The S&P 500 returned 2182 per cent from the beginning of 1980 through the end of the third quarter this year, according to data compiled by Bloomberg. The calculation assumes dividends reinvested on a gross basis. Treasuries returned 1089 percent through the beginning of this month, according to Merrill Lynch’s Treasury Master Index.

JASON REPLIES: SAYING GOLD HAS NOT DONE WELL SINCE THE 1980 TOP, AS A REASON TO NOT BUY IT, IS A RIDICULOUS ARGUMENT.  ARE THEY TRYING TO SAY THAT THEY WOULD ONLY BUY GOLD OR RECOMMEND GOLD IF GOLD OUTPERFORMED EVERYTHING ELSE SINCE ITS PRIOR PEAK?  THEN THEY ARE REALLY SAYING THAT GOLD WILL BE A SCREAMING BUY ONCE IT GETS TO ABOUT $7,000/OZ., THE INFLATION ADJUSTED HIGH.

“Gold is a useless asset to hold long term,” (JASON REPLIES: USELESS UNLESS YOU WANT TO PROTECT YOUR WEALTH, AND GET SOLID RETURNS LIKE 387% SINCE 2001) said Charles Morris, who manages more than $US2 billion at HSBC Global Asset Management’s Absolute Return fund in London. “I’m not a gold bug who believes that you want to own this thing in your portfolio at all times. We should own it when the going is good, and the going right now is great.”

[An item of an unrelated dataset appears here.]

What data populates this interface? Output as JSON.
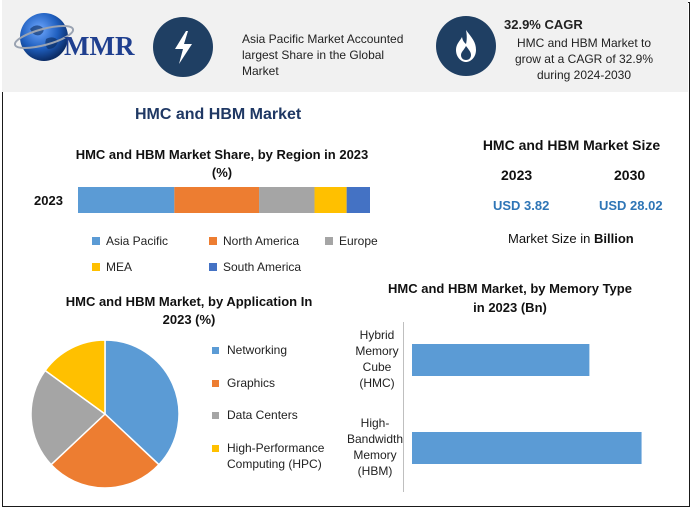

Those who bought gold when it reached a two-decade low of $US251.95 in August 1999 have seen a 387 per cent return, more than four times the 82 per cent gain in Treasuries. An investment in the S&P 500 lost 0.4 per cent through the end of last month. Interest on checking accounts shrank to 0.14 per cent this year from 0.89 per cent in 1999.

Since the S&P 500 peaked in October 2007, investors in the index lost 25 per cent, holders of Treasuries made 16 per cent and gold buyers are up 64 per cent.

“There are people that just stayed in very conservative investments in cash and government bonds,” said Larry Hatheway, global head of asset allocation at UBS in London, who recommends investors hold about 1 per cent of their assets in bullion. “Surely they would have been a lot better off being in gold.”

Buying bullion at $US35 when US President Richard Nixon abandoned the gold standard in 1971 would have given a 35-fold return, about the same performance as the S&P 500.

Gold will average $US1070 next year, according to the median in a Bloomberg survey of 19 analysts. The metal may jump to $US2000 in the next five years, said HSBC’s Morris. Ian Henderson, manager of $US5 billion at JPMorgan Chase, said he’s adding to his gold-related holdings because of “the momentum behind it.” Jim Rogers, the investor who predicted the start of the commodities rally in 1999, has said bullion will surge to at least $US2000 over the next decade.

“Our sense is that this bubble is more at the beginning stages than on the brink of collapse,” said Thomas Wilson, head of the institutional and private client group at Brinker Capital.